Ces appels à la mobilisation et les soutiens divers, financements dédiés ou fonds d’amorçage, suffiront-ils à faire repartir la machine ? L’Association des maires de France (AMF) rappelle que « les communes et communautés sont en pleine période de préparation budgétaire et doivent réaliser leurs arbitrages financiers dans un contexte économique de plus en plus difficile : baisse des recettes  (diminution annoncée des concours financiers de l’Etat aux collectivités, à partir de 2014, à hauteur de 750 millions d’euros par an, alors même que les marges de manœuvres fiscales se réduisent) ; augmentation des dépenses. »  Et de citer la hausse des cotisations retraite patronales, la révision indiciaire des agents de catégorie C, le relèvement des taux de TVA, inflation des normes imposées aux collectivités locales.
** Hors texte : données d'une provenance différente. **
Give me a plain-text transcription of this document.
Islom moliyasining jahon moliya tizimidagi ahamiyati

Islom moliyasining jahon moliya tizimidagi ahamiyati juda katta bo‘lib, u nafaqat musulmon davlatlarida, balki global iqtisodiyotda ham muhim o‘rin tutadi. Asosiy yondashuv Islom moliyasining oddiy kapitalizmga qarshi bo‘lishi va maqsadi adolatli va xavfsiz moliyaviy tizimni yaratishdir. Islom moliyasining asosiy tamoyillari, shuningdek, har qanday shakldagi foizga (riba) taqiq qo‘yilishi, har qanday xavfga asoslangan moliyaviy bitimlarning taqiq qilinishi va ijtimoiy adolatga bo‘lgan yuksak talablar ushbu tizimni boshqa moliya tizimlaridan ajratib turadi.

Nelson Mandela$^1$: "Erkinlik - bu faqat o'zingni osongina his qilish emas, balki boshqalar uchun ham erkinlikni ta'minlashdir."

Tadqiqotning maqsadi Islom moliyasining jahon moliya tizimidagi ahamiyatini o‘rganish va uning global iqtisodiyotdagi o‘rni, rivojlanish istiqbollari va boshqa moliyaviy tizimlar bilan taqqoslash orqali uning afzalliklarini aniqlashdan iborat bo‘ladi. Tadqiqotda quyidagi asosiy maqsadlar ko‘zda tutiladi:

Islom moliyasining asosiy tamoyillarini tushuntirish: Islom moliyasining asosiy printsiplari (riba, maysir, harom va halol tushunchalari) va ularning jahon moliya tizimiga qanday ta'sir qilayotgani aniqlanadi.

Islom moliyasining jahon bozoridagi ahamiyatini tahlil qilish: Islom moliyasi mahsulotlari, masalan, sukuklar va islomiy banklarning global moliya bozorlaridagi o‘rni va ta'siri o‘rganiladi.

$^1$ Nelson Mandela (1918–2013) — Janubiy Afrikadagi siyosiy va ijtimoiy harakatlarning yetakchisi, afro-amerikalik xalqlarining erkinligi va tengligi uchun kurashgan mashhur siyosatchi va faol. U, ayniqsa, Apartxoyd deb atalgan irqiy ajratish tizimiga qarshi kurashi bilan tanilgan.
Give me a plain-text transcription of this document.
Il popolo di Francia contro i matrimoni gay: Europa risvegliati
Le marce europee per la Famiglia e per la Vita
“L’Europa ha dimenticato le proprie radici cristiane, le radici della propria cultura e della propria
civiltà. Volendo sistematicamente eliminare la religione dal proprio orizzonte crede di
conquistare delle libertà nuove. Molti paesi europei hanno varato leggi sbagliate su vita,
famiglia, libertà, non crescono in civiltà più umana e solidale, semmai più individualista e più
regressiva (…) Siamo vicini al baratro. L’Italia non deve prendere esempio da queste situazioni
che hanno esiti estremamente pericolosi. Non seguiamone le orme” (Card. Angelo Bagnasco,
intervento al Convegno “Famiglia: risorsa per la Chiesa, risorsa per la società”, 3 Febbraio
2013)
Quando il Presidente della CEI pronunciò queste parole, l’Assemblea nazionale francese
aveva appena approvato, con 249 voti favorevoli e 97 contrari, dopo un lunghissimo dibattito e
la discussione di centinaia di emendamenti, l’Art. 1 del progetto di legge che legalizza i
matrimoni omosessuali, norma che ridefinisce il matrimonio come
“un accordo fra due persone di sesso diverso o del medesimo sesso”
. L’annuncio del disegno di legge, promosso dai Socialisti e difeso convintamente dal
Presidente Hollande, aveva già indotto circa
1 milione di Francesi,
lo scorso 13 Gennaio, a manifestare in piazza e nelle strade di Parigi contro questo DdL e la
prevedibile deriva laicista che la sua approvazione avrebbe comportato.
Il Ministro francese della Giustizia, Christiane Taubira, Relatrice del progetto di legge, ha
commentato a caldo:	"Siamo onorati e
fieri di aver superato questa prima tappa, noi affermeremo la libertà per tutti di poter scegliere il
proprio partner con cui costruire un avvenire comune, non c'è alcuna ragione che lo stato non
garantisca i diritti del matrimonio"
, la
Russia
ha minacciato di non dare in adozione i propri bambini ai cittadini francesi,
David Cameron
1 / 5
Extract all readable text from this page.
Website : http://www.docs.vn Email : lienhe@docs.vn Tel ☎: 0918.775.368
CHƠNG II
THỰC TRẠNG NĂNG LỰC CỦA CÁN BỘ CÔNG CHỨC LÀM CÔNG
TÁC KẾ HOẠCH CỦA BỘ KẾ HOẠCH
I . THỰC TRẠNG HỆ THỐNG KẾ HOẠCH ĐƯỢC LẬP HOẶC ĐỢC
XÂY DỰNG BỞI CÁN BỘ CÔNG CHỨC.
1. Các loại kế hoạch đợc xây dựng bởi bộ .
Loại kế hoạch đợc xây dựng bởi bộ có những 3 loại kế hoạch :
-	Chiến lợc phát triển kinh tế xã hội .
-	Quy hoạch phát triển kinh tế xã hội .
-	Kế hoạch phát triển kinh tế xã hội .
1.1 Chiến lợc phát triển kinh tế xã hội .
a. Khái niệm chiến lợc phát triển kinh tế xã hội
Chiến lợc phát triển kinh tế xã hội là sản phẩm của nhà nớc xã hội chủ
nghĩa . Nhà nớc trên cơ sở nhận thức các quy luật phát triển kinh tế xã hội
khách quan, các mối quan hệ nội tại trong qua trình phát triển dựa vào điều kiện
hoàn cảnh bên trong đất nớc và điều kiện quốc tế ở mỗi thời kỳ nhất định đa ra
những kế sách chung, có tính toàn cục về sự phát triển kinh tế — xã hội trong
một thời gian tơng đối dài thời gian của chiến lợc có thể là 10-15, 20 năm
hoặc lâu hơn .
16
Le financement « vintage », modèle CAECL des années soixante-dix

À Bordeaux, le Président de la république a rappelé son engagement : « J’ai veillé à ce que la Caisse des dépôts puisse dégager une enveloppe de 20 milliards d’euros pour accompagner les collectivités locales et les hôpitaux ». Effectivement, lors du Congrès des maires de France, en novembre, François Hollande a annoncé une enveloppe de 5 milliards annuels sur quatre ans pour l’investissement public local. Cette enveloppe prend le relais des enveloppes d’urgence décidées par le gouvernement Fillon pour éviter le crédit crunch suite à la défaillance de Dexia. Dans les ministères, certains se contenteraient bien de la pérennisation de ces prêts administrés, financement « vintage », modèle CAECL des années soixante-dix. Ils oublient que, dans ce même discours du Congrès des maires, le président a donné son accord au lancement de l’Agence de financement des investissements locaux. On attend seulement son inscription à l’ordre du jour du Parlement. Un amendement gouvernemental au projet de loi bancaire que doivent examiner les députés dans quelques jours pourrait être enfin l’occasion de lancer cette agence.

Illustration : signature de l’accord conclu entre la Région Midi-Pyrénées et la Caisse des Dépôts et Consignations, en novembre dernier, pour la création d’un opérateur régional public d’investissement pour les énergies renouvelables.